The paper analyzed how small language models (SLMs) write texts for young students, using a method called Chain-of-MetaWriting to imitate human writing steps like planning and evaluation, and found that SLMs struggle with sensitive topics and use overly complex words, differing from human texts in cohesion and coherence.
Large Language Models (LLMs) have been used to generate texts in response to different writing tasks: reports, essays, story telling. However, language models do not have a meta-representation of the text writing process, nor inherent communication learning needs, comparable to those of young human students. This paper introduces a fine-grained linguistic and textual analysis of multilingual Small Language Models' (SLMs) writing.
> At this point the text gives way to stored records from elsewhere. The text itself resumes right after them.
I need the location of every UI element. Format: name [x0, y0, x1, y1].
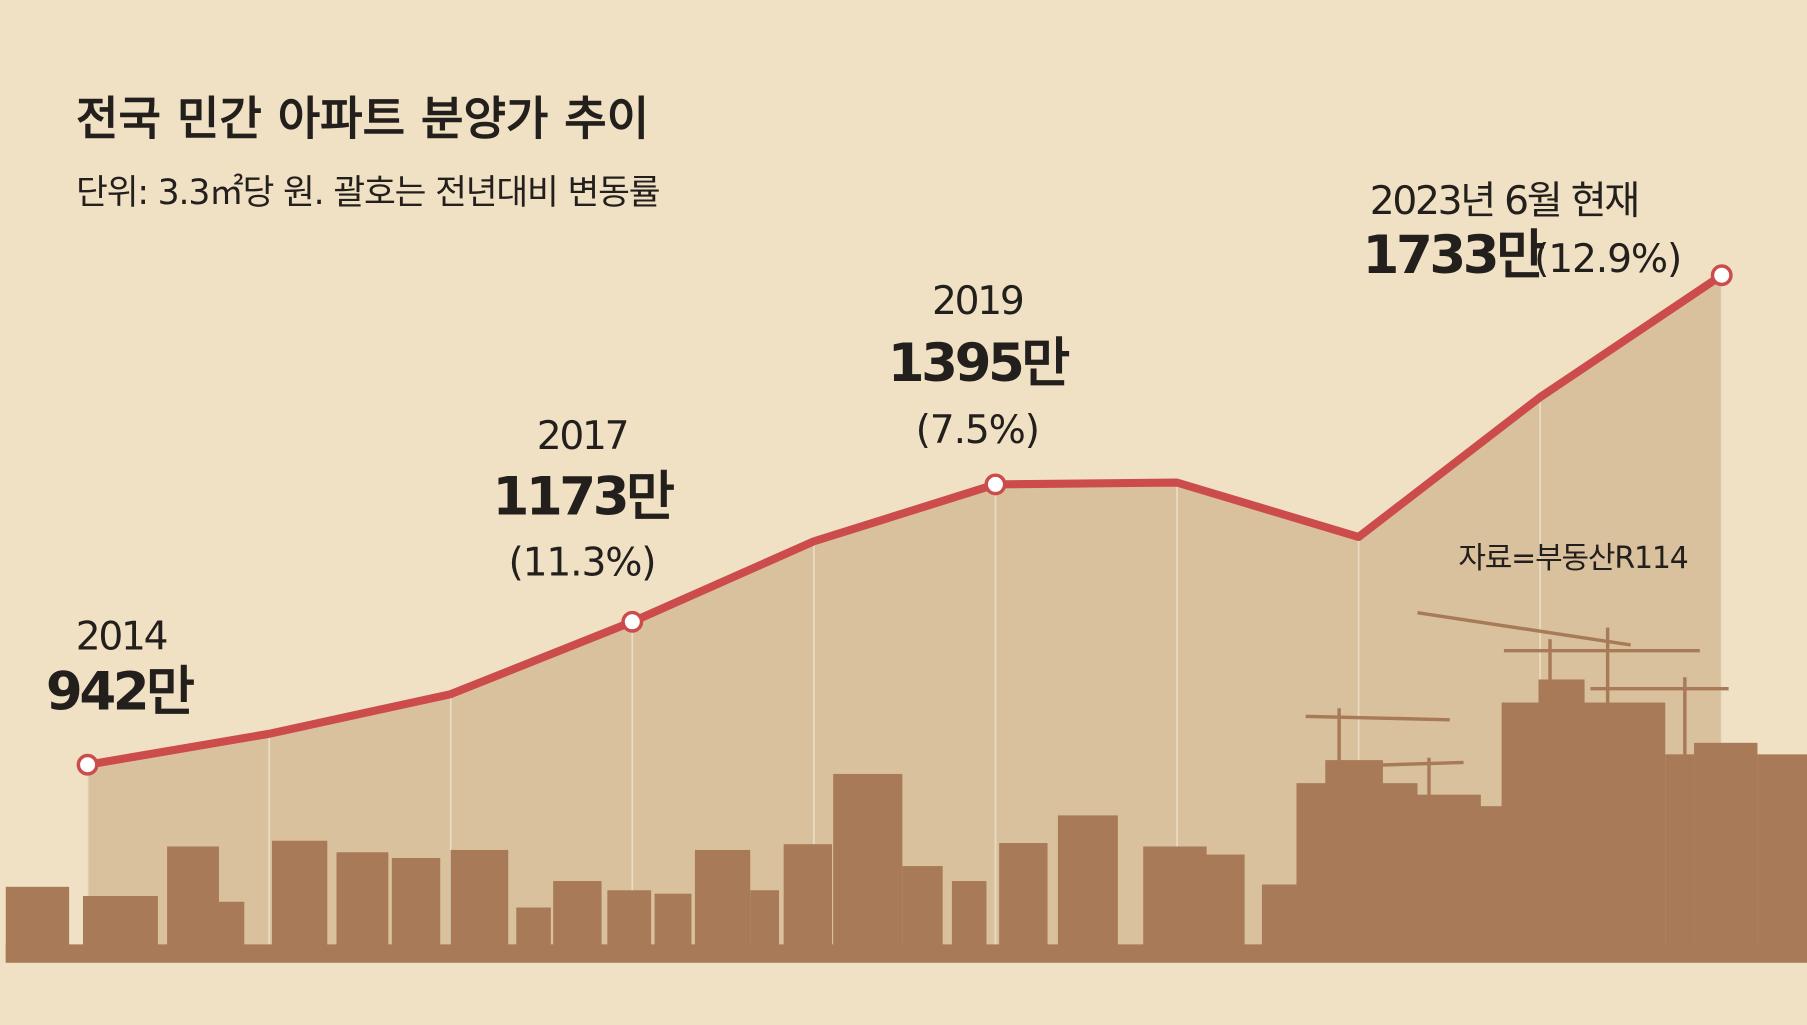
point-marker: [984, 473, 1007, 496]
skyline: [5, 610, 1807, 963]
chart-subtitle: 단위: 3.3㎡당 원. 괄호는 전년대비 변동률: [76, 173, 660, 213]
line: [86, 271, 1724, 769]
point-marker: [621, 610, 644, 633]
x-label: 2017: [537, 414, 627, 459]
x-label: 2014: [76, 615, 167, 660]
data-label: 1395만: [888, 333, 1070, 394]
point-marker: [76, 753, 99, 776]
x-label: 2023년 6월 현재: [1370, 179, 1638, 224]
data-label: 942만: [46, 661, 194, 722]
source-note: 자료=부동산R114: [1458, 541, 1687, 576]
data-label: 1733만: [1363, 225, 1545, 286]
x-label: 2019: [932, 279, 1023, 324]
point-marker: [1710, 264, 1733, 287]
data-label: 1173만: [492, 467, 674, 528]
change-label: (12.9%): [1534, 237, 1681, 282]
chart-title: 전국 민간 아파트 분양가 추이: [76, 92, 649, 146]
change-label: (7.5%): [916, 408, 1039, 453]
change-label: (11.3%): [509, 541, 656, 586]
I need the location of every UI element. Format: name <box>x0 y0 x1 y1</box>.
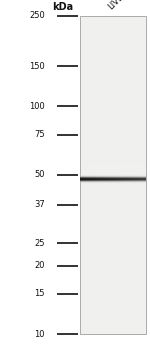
Text: kDa: kDa <box>52 2 74 12</box>
Text: 150: 150 <box>29 62 45 71</box>
Text: 50: 50 <box>34 171 45 179</box>
Bar <box>80 16 146 334</box>
Text: 20: 20 <box>34 261 45 270</box>
Text: 25: 25 <box>34 239 45 248</box>
Text: 15: 15 <box>34 290 45 299</box>
Text: 10: 10 <box>34 330 45 339</box>
Text: 75: 75 <box>34 130 45 139</box>
Text: 100: 100 <box>29 102 45 111</box>
Text: 37: 37 <box>34 200 45 209</box>
Text: 250: 250 <box>29 11 45 20</box>
Text: LIVER: LIVER <box>106 0 130 12</box>
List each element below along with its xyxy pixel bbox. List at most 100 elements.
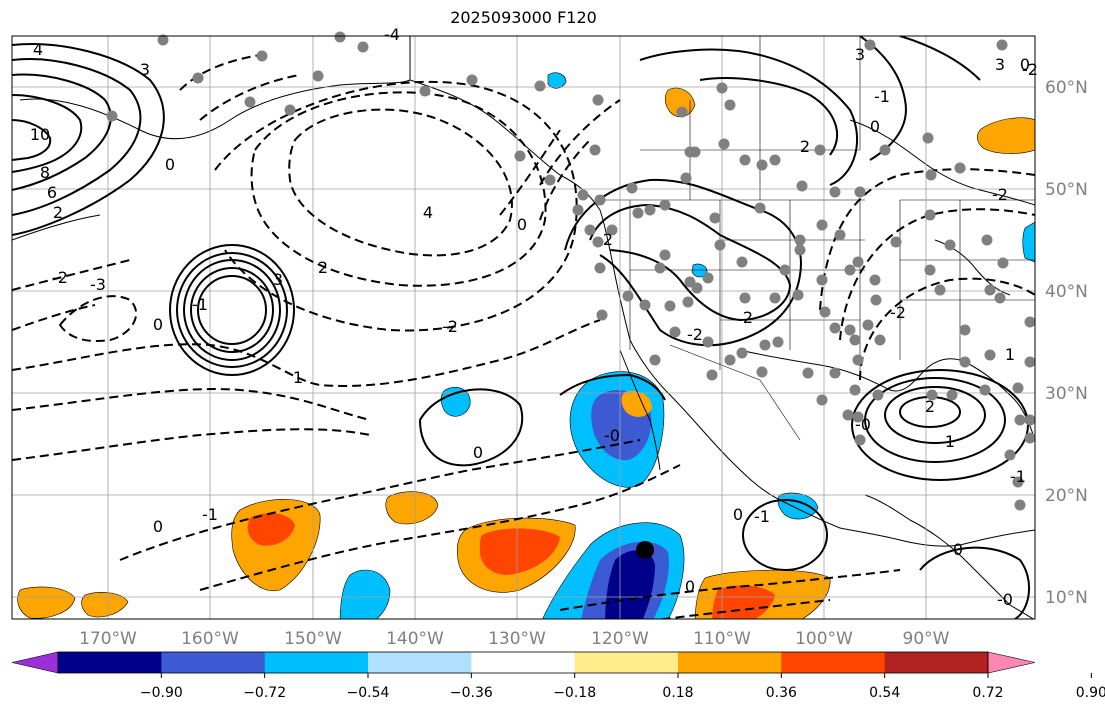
station-dot [844,324,856,336]
station-dot [852,256,864,268]
contour-label: 6 [47,183,57,202]
station-dot [769,292,781,304]
station-dot [769,154,781,166]
colorbar-tick-label: −0.90 [140,685,183,701]
station-dot [794,244,806,256]
station-dot [572,204,584,216]
lon-label: 120°W [591,629,649,649]
contour-label: 3 [140,60,150,79]
lon-label: 150°W [284,629,342,649]
colorbar-segment [264,652,369,673]
station-dot [589,144,601,156]
neg-anomaly-small-9 [1022,221,1035,263]
station-dot [934,284,946,296]
station-dot [649,354,661,366]
contour-label: 0 [517,215,527,234]
contour-label: -3 [90,275,106,294]
station-dot [862,319,874,331]
colorbar-segment [678,652,782,673]
station-dot [689,146,701,158]
chart-title: 2025093000 F120 [450,8,597,27]
station-dot [192,72,204,84]
colorbar [11,651,1036,674]
station-dot [854,186,866,198]
station-dot [854,434,866,446]
station-dot [756,159,768,171]
station-dot [864,39,876,51]
station-dot [1024,316,1036,328]
station-dot [739,154,751,166]
pos-anomaly-west-inner [247,513,295,546]
station-dot [792,289,804,301]
station-dot [639,299,651,311]
station-dot [736,256,748,268]
station-dot [959,356,971,368]
station-dot [684,276,696,288]
colorbar-segment [368,652,472,673]
contour-label: -2 [1022,60,1038,79]
coastlines [12,36,1035,619]
station-dot [814,144,826,156]
station-dot [357,41,369,53]
station-dot [244,96,256,108]
latitude-labels: 60°N 50°N 40°N 30°N 20°N 10°N [1045,78,1088,608]
colorbar-tick-label: 0.72 [972,685,1003,701]
colorbar-tick-labels: −0.90 −0.72 −0.54 −0.36 −0.18 0.18 0.36 0.54 0.7… [140,673,1105,701]
station-dot [779,264,791,276]
station-dot [829,367,841,379]
lat-label: 10°N [1045,588,1088,608]
station-dot [924,264,936,276]
station-dot [996,39,1008,51]
contour-label: -0 [604,426,620,445]
positive-contours [12,36,1031,619]
station-dot [682,296,694,308]
station-dot [834,229,846,241]
station-dot [584,224,596,236]
station-dot [984,349,996,361]
station-dot [994,292,1006,304]
station-dot [716,82,728,94]
station-dot [654,262,666,274]
pos-anomaly-east-inner [712,585,775,619]
contour-label: 4 [33,40,43,59]
station-dot [736,347,748,359]
station-dot [924,209,936,221]
storm-center-marker [636,541,654,559]
lat-label: 50°N [1045,180,1088,200]
station-dot [772,336,784,348]
station-dot [594,262,606,274]
station-dot [819,306,831,318]
pos-anomaly-mexico [621,390,652,417]
station-dot [334,31,346,43]
contour-label: 1 [293,368,303,387]
contour-label: 1 [1005,345,1015,364]
station-dot [946,389,958,401]
station-dot [1024,356,1036,368]
station-dot [284,104,296,116]
station-dot [544,174,556,186]
contour-label: 2 [925,397,935,416]
colorbar-tick-label: −0.18 [553,685,596,701]
longitude-labels: 170°W 160°W 150°W 140°W 130°W 120°W 110°W 100°W… [79,629,950,649]
station-dot [606,224,618,236]
station-dot [724,354,736,366]
colorbar-segment [471,652,576,673]
contour-label: 2 [318,258,328,277]
station-dot [1024,414,1036,426]
lon-label: 110°W [693,629,751,649]
colorbar-segment [58,652,162,673]
station-dot [849,334,861,346]
contour-label: 3 [273,270,283,289]
station-dot [796,180,808,192]
station-dot [592,236,604,248]
station-dot [984,284,996,296]
station-dot [702,272,714,284]
station-dot [622,290,634,302]
contour-label: -1 [754,507,770,526]
pos-anomaly-quebec [977,117,1035,154]
station-dot [724,99,736,111]
colorbar-tick-label: −0.54 [347,685,390,701]
contour-label: 0 [685,577,695,596]
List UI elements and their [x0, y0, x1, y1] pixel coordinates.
With our method, Chain-of-MetaWriting, SLMs can imitate some steps of the human writing process, such as planning and evaluation. We mainly focused on short story and essay writing tasks in French for schoolchildren and undergraduate students respectively. Our results show that SLMs encounter difficulties in assisting young students on sensitive topics such as violence in the schoolyard, and they sometimes use words too complex for the target audience. In particular, the output is quite different from the human produced texts in term of text cohesion and coherence regarding temporal connectors, topic progression, reference.